Mu! Carolina snapped, breaking through his… hysterics? Sprint, now!
Without a word, Mu activated her second armour enhancement –a piece of equipment allowing her to run at ridiculous speeds.
Easily a match for a Spartan, Mu declared, the danger momentarily forgotten.
Sota could barely keep his feet on the ground and was reduced to trying to be as small a load as possible. Carolina tightened her grip on him, and the end of the hallway was in sight, with Alaska and Wash gesturing wildly. York –he must be the reason they weren’t locked in yet, keeping their exit open.
Sota yelled a warning the same time Mu and Omicron screamed Alarm!
The sound of their combined voices at full volume in her head stung, but was nothing compared to the pain in her leg following the sharp crackcrackcrack of an assault rifle.
The infected Marines can still fire their weapons, Omicron noted.
Carolina and Sota crashed to the ground, skidding past Wash and Alaska. Carolina let go of Sota and Alaska caught him, while she crashed into the wall. The blast doors slid shut behind them, closing off the creatures. Everyone breathed a sigh of relief, which faded when the other four noticed Carolina’s injuries.

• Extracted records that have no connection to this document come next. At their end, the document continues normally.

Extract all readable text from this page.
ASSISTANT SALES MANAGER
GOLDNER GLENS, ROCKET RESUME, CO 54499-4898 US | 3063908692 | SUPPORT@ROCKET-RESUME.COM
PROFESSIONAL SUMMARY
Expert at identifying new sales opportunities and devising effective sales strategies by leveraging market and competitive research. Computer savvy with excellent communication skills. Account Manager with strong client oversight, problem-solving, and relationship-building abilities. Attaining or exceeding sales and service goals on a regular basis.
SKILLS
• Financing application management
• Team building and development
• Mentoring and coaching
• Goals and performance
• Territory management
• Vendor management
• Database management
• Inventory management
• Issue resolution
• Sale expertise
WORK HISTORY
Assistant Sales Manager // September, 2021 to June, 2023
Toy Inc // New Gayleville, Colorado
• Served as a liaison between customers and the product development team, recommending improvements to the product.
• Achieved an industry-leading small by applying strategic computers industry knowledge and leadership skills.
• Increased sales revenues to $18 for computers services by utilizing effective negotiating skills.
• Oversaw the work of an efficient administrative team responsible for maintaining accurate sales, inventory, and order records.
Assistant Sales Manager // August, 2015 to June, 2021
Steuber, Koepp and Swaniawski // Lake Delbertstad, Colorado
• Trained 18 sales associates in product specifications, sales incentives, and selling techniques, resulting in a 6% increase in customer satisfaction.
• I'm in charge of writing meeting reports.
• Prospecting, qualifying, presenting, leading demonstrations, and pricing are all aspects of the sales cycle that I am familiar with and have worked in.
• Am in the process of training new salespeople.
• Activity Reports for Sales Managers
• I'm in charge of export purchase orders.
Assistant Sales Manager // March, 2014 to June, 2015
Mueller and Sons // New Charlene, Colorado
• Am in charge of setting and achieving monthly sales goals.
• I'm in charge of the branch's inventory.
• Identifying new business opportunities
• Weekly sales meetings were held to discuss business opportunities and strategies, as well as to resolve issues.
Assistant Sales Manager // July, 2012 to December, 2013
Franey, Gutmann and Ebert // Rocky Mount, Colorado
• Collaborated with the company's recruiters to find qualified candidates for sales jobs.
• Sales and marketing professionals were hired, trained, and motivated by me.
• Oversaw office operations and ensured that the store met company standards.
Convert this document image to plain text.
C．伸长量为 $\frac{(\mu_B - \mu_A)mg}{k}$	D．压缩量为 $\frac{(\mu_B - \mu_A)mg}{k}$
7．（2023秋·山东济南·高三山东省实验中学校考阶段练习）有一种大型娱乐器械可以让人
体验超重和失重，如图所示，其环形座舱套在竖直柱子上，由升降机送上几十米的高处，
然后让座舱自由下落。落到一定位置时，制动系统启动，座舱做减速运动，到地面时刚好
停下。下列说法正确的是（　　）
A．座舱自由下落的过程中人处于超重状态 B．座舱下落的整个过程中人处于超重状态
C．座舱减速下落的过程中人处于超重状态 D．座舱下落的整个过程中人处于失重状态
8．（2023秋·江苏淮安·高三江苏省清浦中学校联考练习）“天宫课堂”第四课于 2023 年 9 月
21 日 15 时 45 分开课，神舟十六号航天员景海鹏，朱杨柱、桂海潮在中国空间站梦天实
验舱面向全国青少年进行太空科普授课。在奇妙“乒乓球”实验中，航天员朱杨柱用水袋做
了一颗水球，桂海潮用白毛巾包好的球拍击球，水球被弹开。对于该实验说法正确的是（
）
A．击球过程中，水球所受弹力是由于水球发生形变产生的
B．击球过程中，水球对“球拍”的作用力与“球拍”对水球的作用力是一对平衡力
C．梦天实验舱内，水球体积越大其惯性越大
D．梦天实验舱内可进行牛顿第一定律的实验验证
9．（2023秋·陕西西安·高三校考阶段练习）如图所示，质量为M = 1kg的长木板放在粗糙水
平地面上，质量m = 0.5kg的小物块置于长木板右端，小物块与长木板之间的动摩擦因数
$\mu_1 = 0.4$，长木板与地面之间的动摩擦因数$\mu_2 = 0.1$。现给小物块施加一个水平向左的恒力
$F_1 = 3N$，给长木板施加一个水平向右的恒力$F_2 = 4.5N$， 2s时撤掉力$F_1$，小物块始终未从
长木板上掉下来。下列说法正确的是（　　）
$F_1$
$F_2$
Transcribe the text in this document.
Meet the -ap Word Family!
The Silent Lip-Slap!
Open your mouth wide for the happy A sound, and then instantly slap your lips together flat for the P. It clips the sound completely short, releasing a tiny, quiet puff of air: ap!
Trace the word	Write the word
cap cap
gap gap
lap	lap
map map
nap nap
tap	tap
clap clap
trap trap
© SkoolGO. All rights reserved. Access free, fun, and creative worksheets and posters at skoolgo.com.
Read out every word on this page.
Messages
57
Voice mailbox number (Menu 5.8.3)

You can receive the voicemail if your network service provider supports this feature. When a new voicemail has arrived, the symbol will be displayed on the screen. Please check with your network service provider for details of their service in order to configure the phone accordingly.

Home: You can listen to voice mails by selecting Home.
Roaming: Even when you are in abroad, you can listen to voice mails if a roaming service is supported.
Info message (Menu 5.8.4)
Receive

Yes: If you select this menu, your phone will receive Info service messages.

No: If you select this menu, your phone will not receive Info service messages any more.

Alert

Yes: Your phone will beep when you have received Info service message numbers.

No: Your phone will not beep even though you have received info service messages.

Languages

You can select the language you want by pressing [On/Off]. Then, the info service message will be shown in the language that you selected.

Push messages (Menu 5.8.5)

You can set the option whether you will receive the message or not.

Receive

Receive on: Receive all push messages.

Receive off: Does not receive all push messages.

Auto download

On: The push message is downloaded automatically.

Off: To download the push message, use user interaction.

“Oh, shit,”Alaska said. Her voice was still eerily calm. What, was she in shock?
“Sota?” Carolina asked.
“I’m fine,” he said.
Carolina tried to rise, but cursed when pain shot through her left leg. There were several bullet marks on both legs, but only four on the left had managed to penetrate her armour. ‘Only’ being used in a relative sense, of course.
“York,” she said. “Call a medical team.”